Feu sans flammes, incendie aérien.           L’orage tourne au-dessus de Sisteron, pas si loin, là-bas au bout de la vallée.
Au-delà gris et blanc                             sur les chaines de montagnes.                   Tonnerre sans éclairs.
Notes cristallines du carillon                                          dans l’arbre, puis dans l’air.                         Du vent qui ne cesse de sembler vouloir s’élancer                           pour retomber aussitôt montent de fugitives fraîcheurs relatives.                                                        L’air redevient respirable.
Au matin,     bruit de machines agricoles en bas dans la vallée.                                                                                                                             Dans le jardin des Den une minuscule grenouille mordorée,
un noyau de pêche patiné par le temps comme un cerveau miniature à vif.
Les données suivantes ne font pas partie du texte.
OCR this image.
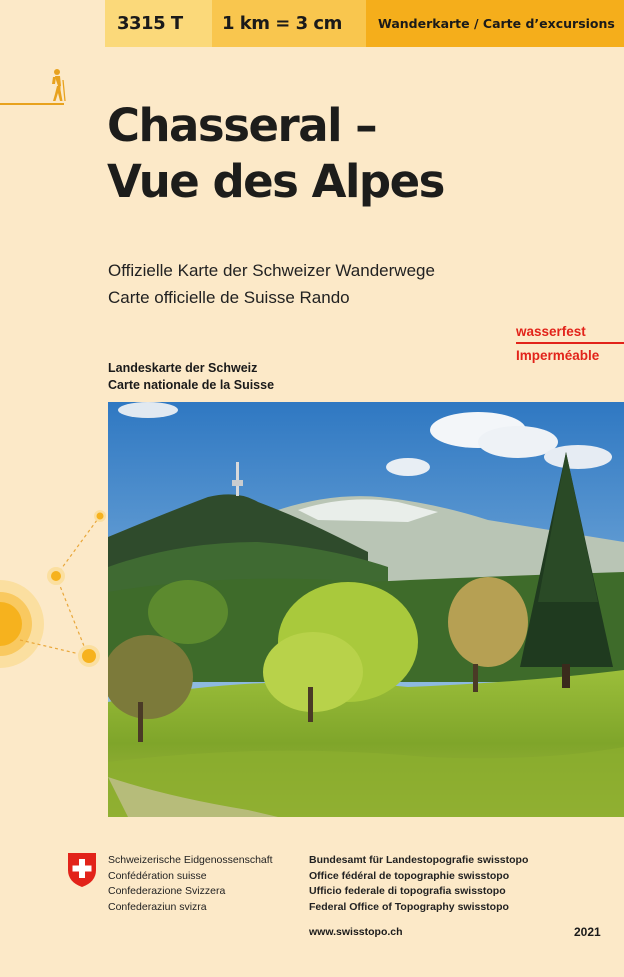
3315 T	1 km = 3 cm	Wanderkarte / Carte d’excursions
Chasseral –
Vue des Alpes
Offizielle Karte der Schweizer Wanderwege
Carte officielle de Suisse Rando
wasserfest
Imperméable
Landeskarte der Schweiz
Carte nationale de la Suisse
Schweizerische Eidgenossenschaft
Confédération suisse
Confederazione Svizzera
Confederaziun svizra
Bundesamt für Landestopografie swisstopo
Office fédéral de topographie swisstopo
Ufficio federale di topografia swisstopo
Federal Office of Topography swisstopo
www.swisstopo.ch	2021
Le soir, crépitement                       régulier                               et inversé de l’arrosage automatique                                              du jardin.
Sur les dalles de la terrasse, feuilles                                                            sèches arrachées au cerisier : prémices de l’automne ou vestige de sécheresse ?
Tourbillons d’air plus frais                                          et très vite sec et brûlant                                                   à nouveau.
A l’angle extérieur de la maison,              sous le toit,                                                     un double rail montant/descendant  de fourmis,
ininterrompu depuis notre arrivée,                                    au moins.
Dans le jardin, tomates au goût d’été.                 Ciel voilé.                    Vent brûlant, herbes calcinées.                  Canicule.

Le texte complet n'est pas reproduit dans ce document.